Branding in the Digital Age
- Samuel Goldberg
- Mar 12, 2025
- 2 min read
Branding in the Digital Age (David C. Edelman, Harvard Business Review):
Since moving to a digital age, the way that consumers interact with products and choice has changed drastically and consumers connect with brands in a fundamentally different way. The way that consumers used to engage with brands was described using a funnel metaphor. The consumer begins with many brands and options to choose from and over time they funnel down their options to fewer and fewer brands until they make their final choice and purchase.

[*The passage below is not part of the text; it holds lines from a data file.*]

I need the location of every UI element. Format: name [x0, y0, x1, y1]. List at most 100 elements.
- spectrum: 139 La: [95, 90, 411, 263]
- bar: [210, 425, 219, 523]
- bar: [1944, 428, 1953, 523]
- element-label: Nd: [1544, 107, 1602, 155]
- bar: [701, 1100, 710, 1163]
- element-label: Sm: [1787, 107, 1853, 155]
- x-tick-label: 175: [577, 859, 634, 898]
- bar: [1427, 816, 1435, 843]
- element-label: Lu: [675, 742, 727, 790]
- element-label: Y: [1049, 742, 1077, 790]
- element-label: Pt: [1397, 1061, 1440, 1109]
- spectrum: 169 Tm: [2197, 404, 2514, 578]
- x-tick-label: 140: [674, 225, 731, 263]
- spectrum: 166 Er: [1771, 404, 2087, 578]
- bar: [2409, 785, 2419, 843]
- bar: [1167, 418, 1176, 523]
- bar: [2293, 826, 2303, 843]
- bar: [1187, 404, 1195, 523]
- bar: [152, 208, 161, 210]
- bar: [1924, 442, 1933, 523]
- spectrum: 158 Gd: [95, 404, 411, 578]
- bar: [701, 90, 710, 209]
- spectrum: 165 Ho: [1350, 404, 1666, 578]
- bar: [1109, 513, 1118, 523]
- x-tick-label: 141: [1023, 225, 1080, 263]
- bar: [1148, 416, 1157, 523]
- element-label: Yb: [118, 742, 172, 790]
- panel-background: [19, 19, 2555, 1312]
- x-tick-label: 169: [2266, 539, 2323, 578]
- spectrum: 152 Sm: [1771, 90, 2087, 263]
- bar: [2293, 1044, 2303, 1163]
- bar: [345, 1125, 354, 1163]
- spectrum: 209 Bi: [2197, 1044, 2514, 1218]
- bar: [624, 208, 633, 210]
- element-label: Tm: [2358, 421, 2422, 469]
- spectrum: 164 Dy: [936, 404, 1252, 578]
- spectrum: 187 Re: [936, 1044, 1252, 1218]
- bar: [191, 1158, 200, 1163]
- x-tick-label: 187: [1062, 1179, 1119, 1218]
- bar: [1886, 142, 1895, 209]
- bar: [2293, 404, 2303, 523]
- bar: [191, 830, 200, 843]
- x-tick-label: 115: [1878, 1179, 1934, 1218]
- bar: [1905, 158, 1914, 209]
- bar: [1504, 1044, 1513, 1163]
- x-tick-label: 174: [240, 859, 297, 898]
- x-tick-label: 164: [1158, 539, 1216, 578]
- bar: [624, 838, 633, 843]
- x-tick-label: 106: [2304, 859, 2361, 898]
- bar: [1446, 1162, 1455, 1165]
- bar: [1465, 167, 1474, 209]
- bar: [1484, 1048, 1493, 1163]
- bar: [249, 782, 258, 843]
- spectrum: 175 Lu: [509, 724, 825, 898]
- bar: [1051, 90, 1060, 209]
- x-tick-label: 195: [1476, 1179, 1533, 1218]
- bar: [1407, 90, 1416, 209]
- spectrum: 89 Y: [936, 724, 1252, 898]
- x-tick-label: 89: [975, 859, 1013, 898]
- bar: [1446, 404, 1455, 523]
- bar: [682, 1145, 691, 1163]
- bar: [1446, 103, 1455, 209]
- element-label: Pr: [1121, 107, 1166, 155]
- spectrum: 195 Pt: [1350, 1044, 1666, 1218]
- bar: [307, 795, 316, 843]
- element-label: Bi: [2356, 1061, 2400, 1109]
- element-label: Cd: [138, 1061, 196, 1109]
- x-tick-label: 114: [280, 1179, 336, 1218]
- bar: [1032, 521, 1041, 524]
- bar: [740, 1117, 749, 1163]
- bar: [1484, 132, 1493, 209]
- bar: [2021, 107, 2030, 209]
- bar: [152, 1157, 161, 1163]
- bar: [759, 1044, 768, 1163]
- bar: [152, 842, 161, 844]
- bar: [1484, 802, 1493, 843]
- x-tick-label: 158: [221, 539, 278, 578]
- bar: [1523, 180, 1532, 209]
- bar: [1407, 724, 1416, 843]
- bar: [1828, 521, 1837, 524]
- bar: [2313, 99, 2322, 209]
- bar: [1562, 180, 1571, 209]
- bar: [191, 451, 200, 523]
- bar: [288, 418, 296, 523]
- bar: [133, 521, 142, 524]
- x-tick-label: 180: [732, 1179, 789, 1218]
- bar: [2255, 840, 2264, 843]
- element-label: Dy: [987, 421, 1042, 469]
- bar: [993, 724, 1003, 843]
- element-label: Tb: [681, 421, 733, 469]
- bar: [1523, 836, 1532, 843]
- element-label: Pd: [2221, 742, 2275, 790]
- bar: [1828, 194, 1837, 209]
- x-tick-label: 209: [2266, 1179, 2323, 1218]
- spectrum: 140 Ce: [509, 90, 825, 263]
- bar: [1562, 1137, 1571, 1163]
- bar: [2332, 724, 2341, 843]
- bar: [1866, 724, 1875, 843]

In June 2009 David Court and three co-authors at McKinsey and Company described a more nuanced approach to how consumers interact with brands: the “consumer decision journey”. Essentially this model describes 2 feedback loops. The outer loop is how a consumer engages with a new brand, they consider the product, evaluate it and then buy. If they are satisfied they will engage in a smaller loyalty loop where they enjoy the product/brand, advocate for it, bond with the brand and repurchase from that same brand. Furthermore, in the digital age, consumers are overwhelmed by the sheet amount of choice. Companies tend to spend 70%-90% of their marketing in advertising and retail promotions, hitting the consumer at the buy stage, however, in the digital age, consumers are much more influenced during the evaluate and enjoy-advocate-bond stages, thus more attention should be allocated to those steps. Additionally, companies must consider owned media which is media the brand controls and earned media which is customer created channels. Thus, a company must effectively influence consumers during the influential stages and also consider media that is not only owned but earned for maximal consumer outreach, retention and loyalty.